Back to projects
active v1.0.4

OpenClaw-Discord-Voice

Talk to a local OpenClaw agent through a Discord voice channel.

Join a voice channel, speak one turn, and the bridge transcribes it locally with Whisper, hands it to your local OpenClaw session, and plays the reply back. The whole pipeline stays on your machine and in view.

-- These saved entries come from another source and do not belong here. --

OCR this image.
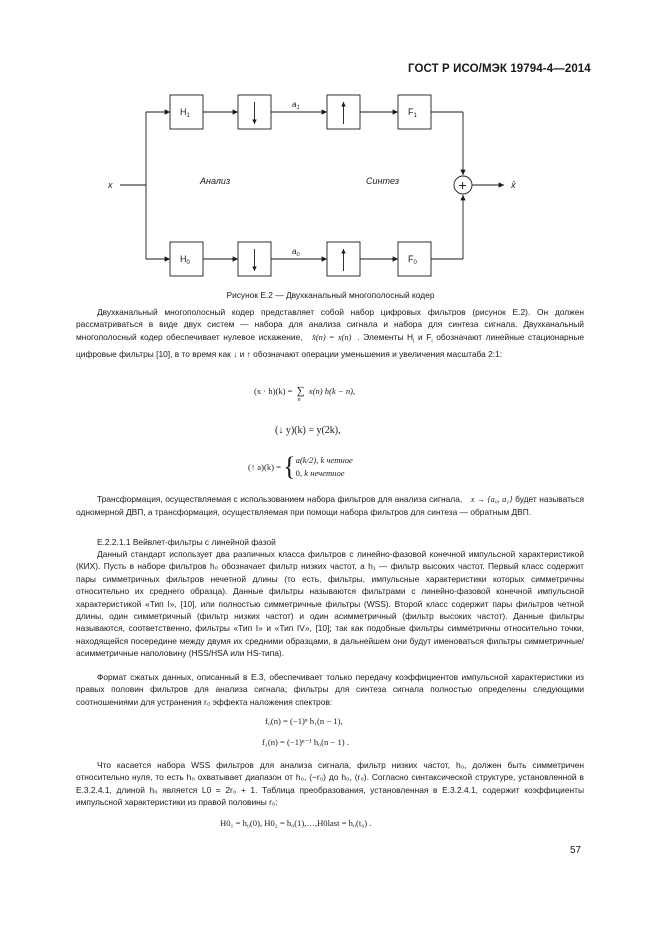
ГОСТ Р ИСО/МЭК 19794-4—2014
x	x̂
Анализ	Синтез	+
$H_1$
$H_0$
$F_1$
$F_0$
$a_1$
$a_0$
Рисунок E.2 — Двухканальный многополосный кодер
Двухканальный многополосный кодер представляет собой набор цифровых фильтров (рисунок E.2). Он должен рассматриваться в виде двух систем — набора для анализа сигнала и набора для синтеза сигнала. Двухканальный многополосный кодер обеспечивает нулевое искажение, x̂(n) = x(n) . Элементы $H_i$ и $F_i$ обозначают линейные стационарные цифровые фильтры [10], в то время как ↓ и ↑ обозначают операции уменьшения и увеличения масштаба 2:1:
(x · h)(k) = ∑
n
x(n) h(k − n),
(↓ y)(k) = y(2k),
(↑ a)(k) = {a(k/2), k четное
0, k нечетное
Трансформация, осуществляемая с использованием набора фильтров для анализа сигнала, x → {a₀, a₁} будет называться одномерной ДВП, а трансформация, осуществляемая при помощи набора фильтров для синтеза — обратным ДВП.
E.2.2.1.1 Вейвлет-фильтры с линейной фазой
Данный стандарт использует два различных класса фильтров с линейно-фазовой конечной импульсной характеристикой (КИХ). Пусть в наборе фильтров h₀ обозначает фильтр низких частот, а h₁ — фильтр высоких частот. Первый класс содержит пары симметричных фильтров нечетной длины (то есть, фильтры, импульсные характеристики которых симметричны относительно их среднего образца). Данные фильтры называются фильтрами с линейно-фазовой конечной импульсной характеристикой «Тип I», [10], или полностью симметричные фильтры (WSS). Второй класс содержит пары фильтров четной длины, один симметричный (фильтр низких частот) и один асимметричный (фильтр высоких частот). Данные фильтры называются, соответственно, фильтры «Тип I» и «Тип IV», [10]; так как подобные фильтры симметричны относительно точки, находящейся посередине между двумя их средними образцами, в дальнейшем они будут именоваться фильтры симметричные/асимметричные наполовину (HSS/HSA или HS-типа).
Формат сжатых данных, описанный в E.3, обеспечивает только передачу коэффициентов импульсной характеристики из правых половин фильтров для анализа сигнала; фильтры для синтеза сигнала полностью определены следующими соотношениями для устранения r₀ эффекта наложения спектров:
f₀(n) = (−1)ⁿ h₁(n − 1),
f₁(n) = (−1)ⁿ⁻¹ h₀(n − 1) .
Что касается набора WSS фильтров для анализа сигнала, фильтр низких частот, h₀, должен быть симметричен относительно нуля, то есть h₀ охватывает диапазон от h₀, (−r₀) до h₀, (r₀). Согласно синтаксической структуре, установленной в E.3.2.4.1, длиной h₀ является L0 = 2r₀ + 1. Таблица преобразования, установленная в E.3.2.4.1, содержит коэффициенты импульсной характеристики из правой половины r₀:
H0₁ = h₀(0), H0₂ = h₀(1),…,H0last = h₀(t₀) .
57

Pipeline diagram for OpenClaw Discord Voice
Problem

Voice-controlling a local agent over Discord usually means a hosted bot you can't see into and don't fully control.

What I built

A self-hosted Discord.js bridge: Opus decode, ffmpeg to WAV, local whisper-cli transcription, one session per guild, and switchable Piper, macOS say, or ElevenLabs voices.

Result

Speech stays on your machine, the session is yours, and every step of the pipeline is inspectable.

Audience

For self-hosted agent setups that want voice in Discord without handing the runtime to a hosted bot.

Developer setup

source without GitHub CLI git clone https://github.com/jx-grxf/OpenClaw-Discord-Voice.git && cd OpenClaw-Discord-Voice
source with GitHub CLI gh repo clone jx-grxf/OpenClaw-Discord-Voice && cd OpenClaw-Discord-Voice
latest release open https://github.com/jx-grxf/OpenClaw-Discord-Voice/releases/tag/v1.0.4

Highlights

  • Captures one spoken turn and transcribes it locally with whisper-cli — no cloud STT.
  • Bridges straight into your local OpenClaw session, one per Discord guild.
  • Switchable replies: Piper, macOS say, or ElevenLabs.
  • Built-in doctor and /info checks for env, binaries, model path, and Discord auth.